Despite the distraction of the war in Europe, suffrage activism continued. After the failure of the 1915 referendum, suffragists immediately began planning for another referendum. In evaluating their failure, the women realized that a large number of men had not voted on the amendment to remove the word “male” from the Constitution. Optimistic that many of those men would support votes for women if they fully understood what it meant, activists undertook a campaign to reach every single household in New York State. Suffrage leadership divided the state into twelve campaign districts, each with its own chairwoman, to conform to the congressional districts. In each district, pairs of women canvassed rural and urban residents, leaving suffrage literature in every home.
In the last months of the campaign, suffragists made sure that all soldiers and sailors had access to ballots and urged them to vote. Tammany Hall, at the urging of Mary Garret Hay, withdrew its opposition to woman suffrage, allowing immigrant men to vote their consciences (or as their wives wished). Furthermore, suffragists remained highly visible in war-related work, support for the Red Cross, selling Liberty Bonds, and collecting the signatures of over a million women who wanted the right to vote. Anti-suffragists found the war a distraction from their movement, weakening their resistance to women’s enfranchisement.
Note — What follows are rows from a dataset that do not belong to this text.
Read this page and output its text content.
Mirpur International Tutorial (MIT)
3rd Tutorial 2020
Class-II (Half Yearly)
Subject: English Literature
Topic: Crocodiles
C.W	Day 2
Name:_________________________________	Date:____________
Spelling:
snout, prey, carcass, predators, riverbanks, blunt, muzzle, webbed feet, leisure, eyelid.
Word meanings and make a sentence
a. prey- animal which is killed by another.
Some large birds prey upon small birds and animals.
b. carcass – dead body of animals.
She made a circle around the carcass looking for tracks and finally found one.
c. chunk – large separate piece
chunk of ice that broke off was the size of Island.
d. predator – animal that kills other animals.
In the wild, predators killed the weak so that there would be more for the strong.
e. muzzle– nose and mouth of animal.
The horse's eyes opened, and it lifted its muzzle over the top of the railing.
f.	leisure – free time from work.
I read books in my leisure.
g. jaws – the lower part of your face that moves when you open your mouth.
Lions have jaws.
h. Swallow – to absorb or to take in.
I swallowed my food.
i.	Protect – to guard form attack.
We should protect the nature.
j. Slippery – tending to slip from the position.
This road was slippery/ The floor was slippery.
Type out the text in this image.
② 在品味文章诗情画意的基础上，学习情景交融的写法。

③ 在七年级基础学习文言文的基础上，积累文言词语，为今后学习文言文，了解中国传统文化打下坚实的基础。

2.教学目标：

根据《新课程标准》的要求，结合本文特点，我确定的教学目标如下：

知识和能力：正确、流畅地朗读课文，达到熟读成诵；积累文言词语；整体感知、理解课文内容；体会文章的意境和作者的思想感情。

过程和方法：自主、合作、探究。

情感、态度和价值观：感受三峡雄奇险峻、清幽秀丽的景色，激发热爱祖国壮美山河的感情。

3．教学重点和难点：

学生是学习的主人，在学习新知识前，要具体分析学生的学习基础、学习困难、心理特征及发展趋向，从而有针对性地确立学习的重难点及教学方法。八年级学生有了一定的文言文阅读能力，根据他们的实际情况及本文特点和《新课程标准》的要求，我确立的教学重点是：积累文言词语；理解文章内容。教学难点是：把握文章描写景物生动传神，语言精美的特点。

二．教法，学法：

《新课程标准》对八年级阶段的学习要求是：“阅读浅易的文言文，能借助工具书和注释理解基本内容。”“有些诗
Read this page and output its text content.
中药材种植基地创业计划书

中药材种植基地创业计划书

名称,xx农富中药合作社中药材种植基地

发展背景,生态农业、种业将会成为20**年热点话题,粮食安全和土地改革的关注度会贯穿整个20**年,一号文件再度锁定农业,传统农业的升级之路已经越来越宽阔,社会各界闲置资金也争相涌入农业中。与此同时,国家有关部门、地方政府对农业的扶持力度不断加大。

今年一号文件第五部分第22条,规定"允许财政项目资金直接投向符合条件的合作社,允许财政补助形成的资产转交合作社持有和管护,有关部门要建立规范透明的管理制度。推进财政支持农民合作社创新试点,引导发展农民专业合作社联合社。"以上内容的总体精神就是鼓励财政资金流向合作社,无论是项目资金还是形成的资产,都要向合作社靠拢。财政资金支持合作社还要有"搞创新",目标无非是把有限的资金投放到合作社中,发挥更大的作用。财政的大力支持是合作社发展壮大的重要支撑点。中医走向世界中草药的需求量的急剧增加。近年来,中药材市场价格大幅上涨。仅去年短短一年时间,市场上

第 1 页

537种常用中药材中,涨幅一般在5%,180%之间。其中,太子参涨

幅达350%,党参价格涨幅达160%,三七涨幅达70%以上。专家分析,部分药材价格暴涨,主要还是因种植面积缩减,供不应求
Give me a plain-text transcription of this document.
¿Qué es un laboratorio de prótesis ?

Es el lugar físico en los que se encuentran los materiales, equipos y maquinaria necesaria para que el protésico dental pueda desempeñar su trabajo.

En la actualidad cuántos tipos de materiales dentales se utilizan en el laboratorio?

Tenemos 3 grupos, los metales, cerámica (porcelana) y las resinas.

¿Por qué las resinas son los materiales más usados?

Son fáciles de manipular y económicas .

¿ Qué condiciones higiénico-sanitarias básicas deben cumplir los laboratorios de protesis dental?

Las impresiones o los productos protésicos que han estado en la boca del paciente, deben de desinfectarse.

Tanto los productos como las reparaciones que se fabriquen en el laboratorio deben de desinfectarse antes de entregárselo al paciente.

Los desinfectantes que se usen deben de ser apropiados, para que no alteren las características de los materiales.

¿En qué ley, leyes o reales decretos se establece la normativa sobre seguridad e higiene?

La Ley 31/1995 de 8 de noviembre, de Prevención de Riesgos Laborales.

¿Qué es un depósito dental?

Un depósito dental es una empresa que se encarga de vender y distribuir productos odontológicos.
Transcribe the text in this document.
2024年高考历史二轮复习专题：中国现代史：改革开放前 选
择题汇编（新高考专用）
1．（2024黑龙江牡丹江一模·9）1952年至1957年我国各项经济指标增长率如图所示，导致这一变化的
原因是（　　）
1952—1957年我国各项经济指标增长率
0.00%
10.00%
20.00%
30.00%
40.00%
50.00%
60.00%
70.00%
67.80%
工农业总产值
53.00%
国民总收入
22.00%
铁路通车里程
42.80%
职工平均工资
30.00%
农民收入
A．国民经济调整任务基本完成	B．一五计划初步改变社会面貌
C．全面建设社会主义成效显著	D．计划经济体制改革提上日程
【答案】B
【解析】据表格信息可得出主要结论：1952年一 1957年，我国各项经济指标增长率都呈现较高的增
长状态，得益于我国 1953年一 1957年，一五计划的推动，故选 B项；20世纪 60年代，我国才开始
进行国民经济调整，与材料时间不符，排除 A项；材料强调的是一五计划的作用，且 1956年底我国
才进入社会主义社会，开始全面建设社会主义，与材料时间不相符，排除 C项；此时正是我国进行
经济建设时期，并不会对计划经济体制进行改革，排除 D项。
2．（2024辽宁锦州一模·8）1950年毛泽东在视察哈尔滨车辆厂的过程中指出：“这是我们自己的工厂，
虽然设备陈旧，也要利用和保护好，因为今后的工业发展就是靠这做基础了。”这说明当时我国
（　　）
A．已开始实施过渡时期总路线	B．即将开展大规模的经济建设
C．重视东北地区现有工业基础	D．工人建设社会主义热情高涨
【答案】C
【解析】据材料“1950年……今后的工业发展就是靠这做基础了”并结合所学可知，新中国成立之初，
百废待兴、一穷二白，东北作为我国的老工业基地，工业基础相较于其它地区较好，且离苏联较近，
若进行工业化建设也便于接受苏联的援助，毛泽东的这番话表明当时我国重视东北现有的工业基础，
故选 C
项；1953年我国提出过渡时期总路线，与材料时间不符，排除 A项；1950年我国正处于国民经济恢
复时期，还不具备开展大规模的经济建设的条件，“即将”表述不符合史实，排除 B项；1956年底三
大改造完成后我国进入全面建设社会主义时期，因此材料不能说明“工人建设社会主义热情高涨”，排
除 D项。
As a result of suffragists’ increased visibility in patriotic war work, their renewed efforts to educate the public, and the weakened resistance on the part of anti-suffragists, enough men checked the box to approve Amendment No. 1, “Shall the proposed amendment to section one of article two of the Constitution, conferring equal suffrage upon women, be approved?” to pass the measure. Women’s right to vote in the state of New York had finally been recognized and women could shift their attention to campaign for the federal amendment.